The burglars piled out of the van and climbed up over the high wall surrounding the Kovalchuk estate. "The alarms should be down with the weather like this, since nobody would expect a burglar to strike in the dead of a snowstorm," Harry theorized. "While you were eatin', while I'm at it, I talked with Eddie over the phone, to see if he needs us tomorrow. The bad news is he does, but I'll bet we can weasel out of it early. He says he wants us to see we can get people to help in his plan to get the Crueller kid."

"Did ya ask the guys?" Marv asked as they approached what looked like a basement window.

"I can't call them all in one night with the funds we got," Harry said, raising an eyebrow, "I did get through to Morrie, though, and he said he'd see if he could fit it into his schedule before he heads to the airport."

"Good," Marv said. Then he frowned. "But Harry, he only kills at night; shouldn't he be free?"

"Lord knows what he thinks," Harry said, "Like why he didn't plant enough evidence to frame the guy he chose to pin his first murder spree on. Then nobody would be on his tail now."

"They're on his tail?"

"Some of the cops are talkin' about him, he told me," Harry scraped a rock out of the snow and tossed it through the window. He listened for a few minutes and announced, "Good, no alarm," he told his buddy, "come on, we got the big one waitin' here."
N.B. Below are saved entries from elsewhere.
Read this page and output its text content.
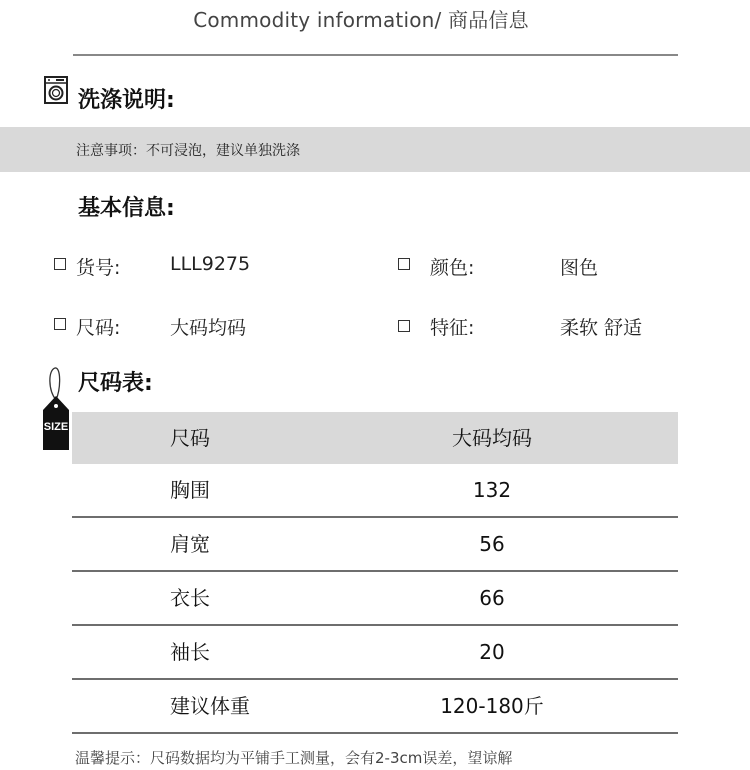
Commodity information/ 商品信息
洗涤说明:
注意事项：不可浸泡，建议单独洗涤
基本信息:
货号:	LLL9275	颜色:	图色
尺码:	大码均码	特征:	柔软 舒适
SIZE
尺码表:
尺码	大码均码
胸围	132
肩宽	56
衣长	66
袖长	20
建议体重	120-180斤
温馨提示：尺码数据均为平铺手工测量，会有2-3cm误差，望谅解
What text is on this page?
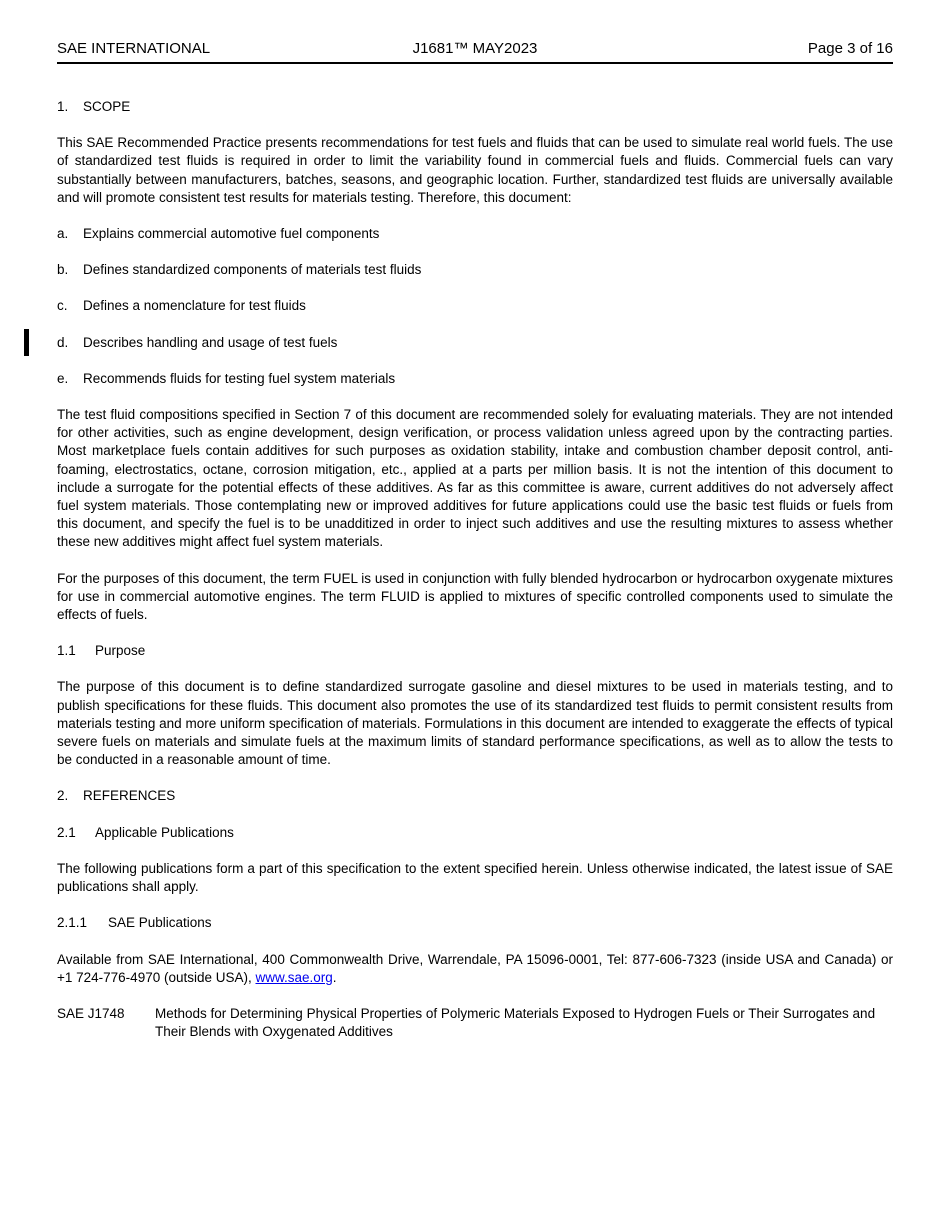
SAE INTERNATIONAL	J1681™ MAY2023	Page 3 of 16
1. SCOPE

This SAE Recommended Practice presents recommendations for test fuels and fluids that can be used to simulate real world fuels. The use of standardized test fluids is required in order to limit the variability found in commercial fuels and fluids. Commercial fuels can vary substantially between manufacturers, batches, seasons, and geographic location. Further, standardized test fluids are universally available and will promote consistent test results for materials testing. Therefore, this document:

a. Explains commercial automotive fuel components
b. Defines standardized components of materials test fluids
c. Defines a nomenclature for test fluids
d. Describes handling and usage of test fuels
e. Recommends fluids for testing fuel system materials

The test fluid compositions specified in Section 7 of this document are recommended solely for evaluating materials. They are not intended for other activities, such as engine development, design verification, or process validation unless agreed upon by the contracting parties. Most marketplace fuels contain additives for such purposes as oxidation stability, intake and combustion chamber deposit control, anti-foaming, electrostatics, octane, corrosion mitigation, etc., applied at a parts per million basis. It is not the intention of this document to include a surrogate for the potential effects of these additives. As far as this committee is aware, current additives do not adversely affect fuel system materials. Those contemplating new or improved additives for future applications could use the basic test fluids or fuels from this document, and specify the fuel is to be unadditized in order to inject such additives and use the resulting mixtures to assess whether these new additives might affect fuel system materials.

For the purposes of this document, the term FUEL is used in conjunction with fully blended hydrocarbon or hydrocarbon oxygenate mixtures for use in commercial automotive engines. The term FLUID is applied to mixtures of specific controlled components used to simulate the effects of fuels.

1.1 Purpose

The purpose of this document is to define standardized surrogate gasoline and diesel mixtures to be used in materials testing, and to publish specifications for these fluids. This document also promotes the use of its standardized test fluids to permit consistent results from materials testing and more uniform specification of materials. Formulations in this document are intended to exaggerate the effects of typical severe fuels on materials and simulate fuels at the maximum limits of standard performance specifications, as well as to allow the tests to be conducted in a reasonable amount of time.

2. REFERENCES
2.1 Applicable Publications

The following publications form a part of this specification to the extent specified herein. Unless otherwise indicated, the latest issue of SAE publications shall apply.

2.1.1 SAE Publications

Available from SAE International, 400 Commonwealth Drive, Warrendale, PA 15096-0001, Tel: 877-606-7323 (inside USA and Canada) or +1 724-776-4970 (outside USA), www.sae.org.

SAE J1748	Methods for Determining Physical Properties of Polymeric Materials Exposed to Hydrogen Fuels or Their Surrogates and Their Blends with Oxygenated Additives
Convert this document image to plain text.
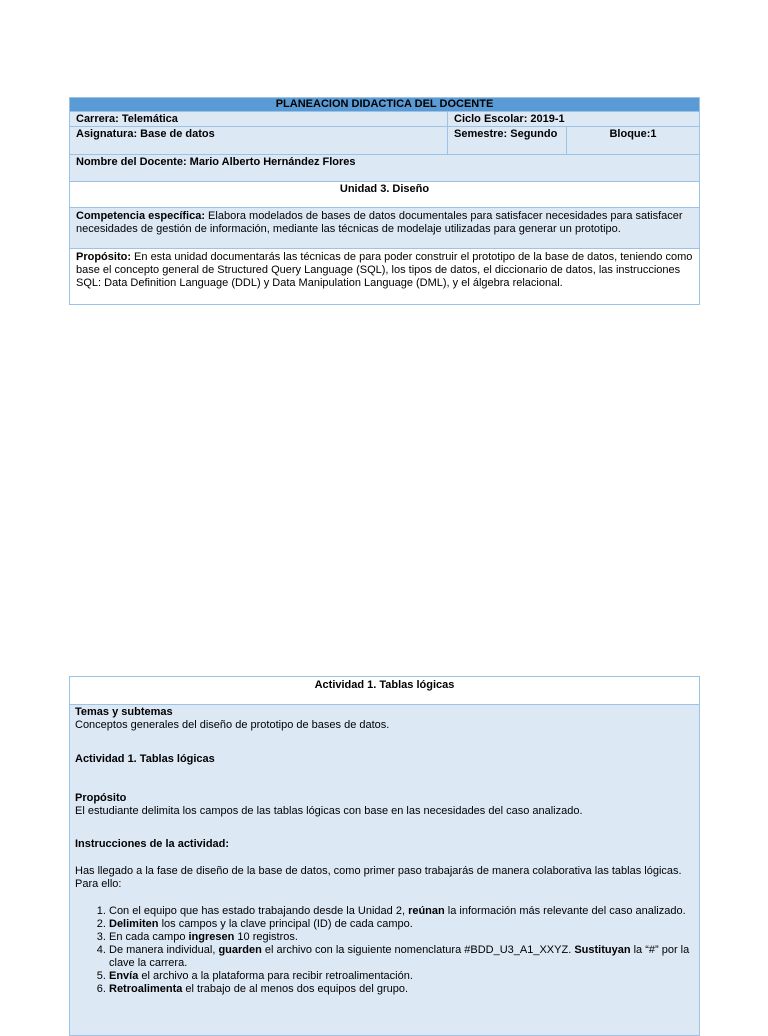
PLANEACION DIDACTICA DEL DOCENTE		
Carrera: Telemática	Ciclo Escolar: 2019-1	
Asignatura: Base de datos	Semestre: Segundo	Bloque:1
Nombre del Docente: Mario Alberto Hernández Flores		
Unidad 3. Diseño		
Competencia específica: Elabora modelados de bases de datos documentales para satisfacer necesidades para satisfacer necesidades de gestión de información, mediante las técnicas de modelaje utilizadas para generar un prototipo.		
Propósito: En esta unidad documentarás las técnicas de para poder construir el prototipo de la base de datos, teniendo como base el concepto general de Structured Query Language (SQL), los tipos de datos, el diccionario de datos, las instrucciones SQL: Data Definition Language (DDL) y Data Manipulation Language (DML), y el álgebra relacional.		
Actividad 1. Tablas lógicas

Temas y subtemas

Conceptos generales del diseño de prototipo de bases de datos.

Actividad 1. Tablas lógicas

Propósito

El estudiante delimita los campos de las tablas lógicas con base en las necesidades del caso analizado.

Instrucciones de la actividad:

Has llegado a la fase de diseño de la base de datos, como primer paso trabajarás de manera colaborativa las tablas lógicas. Para ello:

1. Con el equipo que has estado trabajando desde la Unidad 2, reúnan la información más relevante del caso analizado.
2. Delimiten los campos y la clave principal (ID) de cada campo.
3. En cada campo ingresen 10 registros.
4. De manera individual, guarden el archivo con la siguiente nomenclatura #BDD_U3_A1_XXYZ. Sustituyan la “#” por la clave la carrera.
5. Envía el archivo a la plataforma para recibir retroalimentación.
6. Retroalimenta el trabajo de al menos dos equipos del grupo.
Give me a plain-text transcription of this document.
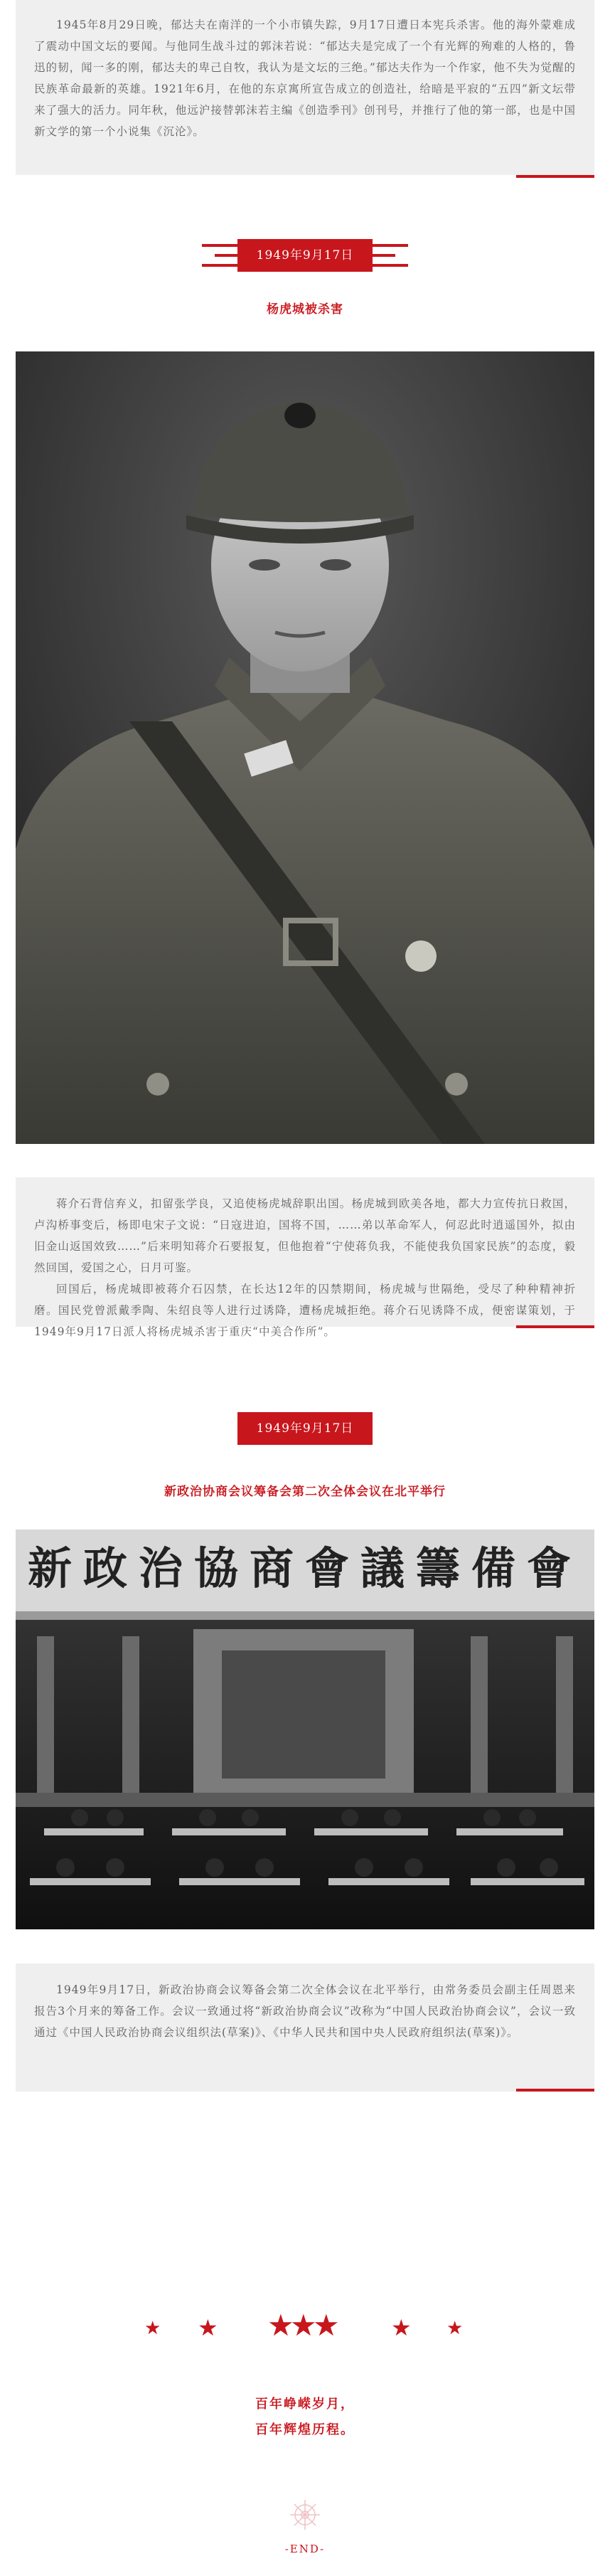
1945年8月29日晚，郁达夫在南洋的一个小市镇失踪，9月17日遭日本宪兵杀害。他的海外蒙难成了震动中国文坛的要闻。与他同生战斗过的郭沫若说：“郁达夫是完成了一个有光辉的殉难的人格的，鲁迅的韧，闻一多的刚，郁达夫的卑己自牧，我认为是文坛的三绝。”郁达夫作为一个作家，他不失为觉醒的民族革命最新的英雄。1921年6月，在他的东京寓所宣告成立的创造社，给暗是平寂的“五四”新文坛带来了强大的活力。同年秋，他远沪接替郭沫若主编《创造季刊》创刊号，并推行了他的第一部，也是中国新文学的第一个小说集《沉沦》。

1949年9月17日
杨虎城被杀害

蒋介石背信弃义，扣留张学良，又追使杨虎城辞职出国。杨虎城到欧美各地，都大力宣传抗日救国，卢沟桥事变后，杨即电宋子文说：“日寇进迫，国将不国，……弟以革命军人，何忍此时逍遥国外，拟由旧金山返国效致……”后来明知蒋介石要报复，但他抱着“宁使蒋负我，不能使我负国家民族”的态度，毅然回国，爱国之心，日月可鉴。

回国后，杨虎城即被蒋介石囚禁，在长达12年的囚禁期间，杨虎城与世隔绝，受尽了种种精神折磨。国民党曾派戴季陶、朱绍良等人进行过诱降，遭杨虎城拒绝。蒋介石见诱降不成，便密谋策划，于1949年9月17日派人将杨虎城杀害于重庆“中美合作所”。

1949年9月17日
新政治协商会议筹备会第二次全体会议在北平举行
新政治協商會議籌備會

1949年9月17日，新政治协商会议筹备会第二次全体会议在北平举行，由常务委员会副主任周恩来报告3个月来的筹备工作。会议一致通过将“新政治协商会议”改称为“中国人民政治协商会议”，会议一致通过《中国人民政治协商会议组织法(草案)》、《中华人民共和国中央人民政府组织法(草案)》。

★ ★ ★
★
★ ★ ★
百年峥嵘岁月，
百年辉煌历程。
-END-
The two of them slipped through the window--only to find out the hard way that the room they'd chosen to invade was two stories tall, and the window they'd broken in was where the second floor should have been. They fell hard to the floor. "Was that trip really necessary?" Marv lamented as he shook himself off.

"Shhh!" Harry whispered. He reached into his coat pocket and extracted a spray canister, which he sprayed around them, revealing several lasers arranged in a diamond pattern. "Whatever ya do, don't step in the beams," he warned Marv, stepping carefully in the middle of the diamonds. Marv followed his every step. "So what are we looking for anyway, Harry?" he asked in a whisper.

"Wherever they keep the wealth here," Harry told him. "As long as we stay and...." his voice trailed off as he peaked around the corner. "Looks like an office in here," he said, "Come on, this a good place to start. Look for a safe or something."

The two of them spread out after Harry sprayed for more alarm lasers, which weren't there. "Nothin' on this wall," Marv said, smacking it with his crowbar.

"SHHHHH!!!" Harry hissed at him, "Ya wanna wake up the whole house!?" It was then that he noticed something on the desk. He picked it up and examined it thoroughly in the dim light available. "Hey Marv," he whispered, "I think I just got us our payday for today."

"What?" Marv rushed over.

"Bank book," Harry showed it to him, "And these people just leave their whole fortune in here--over four mil."

Marv stifled a chuckle of delight. "We're millionaires!" he said.

"Once we turn it in at the bank tomorrow we will be," Harry said, searching through the desk drawers. He found what he was looking for--another notebook that looked much like the bank book--and tossed it on the desk.

"Can't let them know we took it until we cash in, though," he commented,

"We'll have to use some of our phony Ids to make it seem like...." Just then the alarm went off. "Whatdya do!" Harry demanded.

"I stepped in the beam, Harry," Marv said from the doorway, looking incredibly guilty. Harry rolled his eyes in frustration. "Ya can't stand still, can ya!?" he snapped, "Let's beat a path outta here quick!"